Учитывая частоту, с которой его работа цитировалась трансгуманистами, мне было любопытно узнать, что Николелис думал о перспективах загрузки разума. Оказалось, что он не очень-то и задумывался над этим. По его словам, сама идея моделирования человеческого разума на вычислительной платформе вступает в принципиальное противоречие с динамической природой мозговой активности, которую мы подразумеваем под разумом. По этой же причине он считал, что проект The Human Brain Project совершенно несостоятелен.
«Разум – это нечто значительно большее, чем информация, – заключил он. – Это гораздо больше, чем просто данные. Вот почему вы не сможете использовать компьютер, чтобы узнать, как работает мозг и что в нем происходит. Мозг просто невычислим. Его нельзя смоделировать».

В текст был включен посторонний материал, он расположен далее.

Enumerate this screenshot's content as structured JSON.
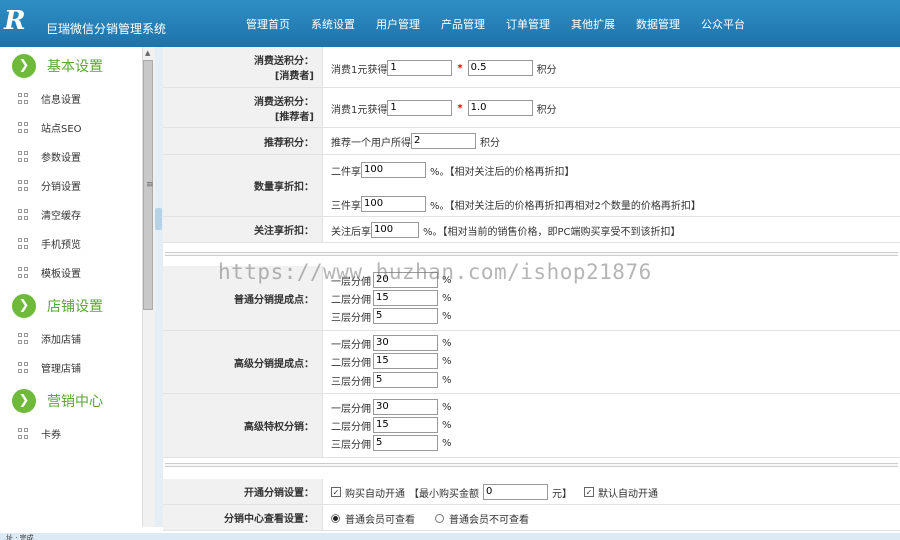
{
  "header": {
    "logo": "R",
    "system_name": "巨瑞微信分销管理系统",
    "nav": [
      "管理首页",
      "系统设置",
      "用户管理",
      "产品管理",
      "订单管理",
      "其他扩展",
      "数据管理",
      "公众平台"
    ]
  },
  "sidebar": {
    "groups": [
      {
        "title": "基本设置",
        "items": [
          "信息设置",
          "站点SEO",
          "参数设置",
          "分销设置",
          "清空缓存",
          "手机预览",
          "模板设置"
        ]
      },
      {
        "title": "店铺设置",
        "items": [
          "添加店铺",
          "管理店铺"
        ]
      },
      {
        "title": "营销中心",
        "items": [
          "卡券"
        ]
      }
    ]
  },
  "form": {
    "consume1": {
      "label1": "消费送积分：",
      "label2": "[消费者]",
      "prefix": "消费1元获得",
      "v1": "1",
      "mult": "*",
      "v2": "0.5",
      "unit": "积分"
    },
    "consume2": {
      "label1": "消费送积分：",
      "label2": "[推荐者]",
      "prefix": "消费1元获得",
      "v1": "1",
      "mult": "*",
      "v2": "1.0",
      "unit": "积分"
    },
    "recommend": {
      "label": "推荐积分：",
      "prefix": "推荐一个用户所得",
      "v": "2",
      "unit": "积分"
    },
    "qty": {
      "label": "数量享折扣：",
      "l1": "二件享",
      "v1": "100",
      "n1": "%。【相对关注后的价格再折扣】",
      "l2": "三件享",
      "v2": "100",
      "n2": "%。【相对关注后的价格再折扣再相对2个数量的价格再折扣】"
    },
    "follow": {
      "label": "关注享折扣：",
      "prefix": "关注后享",
      "v": "100",
      "note": "%。【相对当前的销售价格，即PC端购买享受不到该折扣】"
    },
    "normal": {
      "label": "普通分销提成点：",
      "rows": [
        {
          "l": "一层分佣",
          "v": "20",
          "u": "%"
        },
        {
          "l": "二层分佣",
          "v": "15",
          "u": "%"
        },
        {
          "l": "三层分佣",
          "v": "5",
          "u": "%"
        }
      ]
    },
    "advanced": {
      "label": "高级分销提成点：",
      "rows": [
        {
          "l": "一层分佣",
          "v": "30",
          "u": "%"
        },
        {
          "l": "二层分佣",
          "v": "15",
          "u": "%"
        },
        {
          "l": "三层分佣",
          "v": "5",
          "u": "%"
        }
      ]
    },
    "privilege": {
      "label": "高级特权分销：",
      "rows": [
        {
          "l": "一层分佣",
          "v": "30",
          "u": "%"
        },
        {
          "l": "二层分佣",
          "v": "15",
          "u": "%"
        },
        {
          "l": "三层分佣",
          "v": "5",
          "u": "%"
        }
      ]
    },
    "open": {
      "label": "开通分销设置：",
      "cb1": "购买自动开通",
      "min_label": "【最小购买金额",
      "min_v": "0",
      "min_unit": "元】",
      "cb2": "默认自动开通"
    },
    "center": {
      "label": "分销中心查看设置：",
      "r1": "普通会员可查看",
      "r2": "普通会员不可查看"
    }
  },
  "watermark": "https://www.huzhan.com/ishop21876",
  "status": "址 · 完成"
}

Мозг, как и многие другие природные феномены, обрабатывает информацию, но это совсем не означает, по мнению Николелиса, что обработка может быть алгоритмизирована и запущена на компьютере. Центральная нервная система человека имеет с ноутбуком меньше общего, чем со сложными системами и явлениями, встречающимися в природе и мире – такими, как косяки рыб, стаи птиц или даже фондовые рынки – где отдельные элементы взаимодействуют и сливаются в единое целое, двигаясь непредсказуемо. Как он выразился в книге «Релятивистский мозг» (The Relativistic Brain), написанной в соавторстве с математиком Рональдом Чикурелем, мозги постоянно реорганизуются, как физически, так и функционально, в результате накапливаемого опыта. «Информация, обрабатываемая мозгом, используется для перенастройки структуры и функций, создающих непрерывную рекурсивную интеграцию информации и связей в мозге. Те качества, которые определяют сложную адаптивную систему, и подрывают нашу способность точно предсказывать и моделировать ее динамическое поведение».
На конференции The Brain Forum мало кто разделял скептицизм Николелиса относительно возможности эмуляции мозга. Никто не говорил о загрузке разума как о чем-то отдаленном и абстрактном – наоборот, почти каждое высказывание, которое я слышал, укрепляло единодушное мнение, что мозг возможно перевести в данные. Общий вывод конференции в целом заключался в том, что ученые по-прежнему практически не представляют, как это реализовать, но считают, что сканирование мозга и построение огромных динамических моделей абсолютно точно необходимо для того, чтобы мы смогли начать изучать процессы, происходящие внутри наших голов.
На следующий день я встретился с нейроинженером Эдвардом Бойденом. Бойден – спокойный и жизнерадостный бородатый американец тридцати пяти лет в очках – возглавлял исследовательскую группу по синтетической нейробиологии MIT Media Lab в Массачусетском технологическом институте. Его работа заключалась в создании инструментов для картирования, управления и наблюдения за мозгом, чтобы изучить все особенности его работы. Значительную известность он приобрел благодаря созданию оптогенетики – технологии нейромодуляции, с помощью которой можно включать или отключать отдельные нейроны в мозге живых существ направленными световыми фотонами.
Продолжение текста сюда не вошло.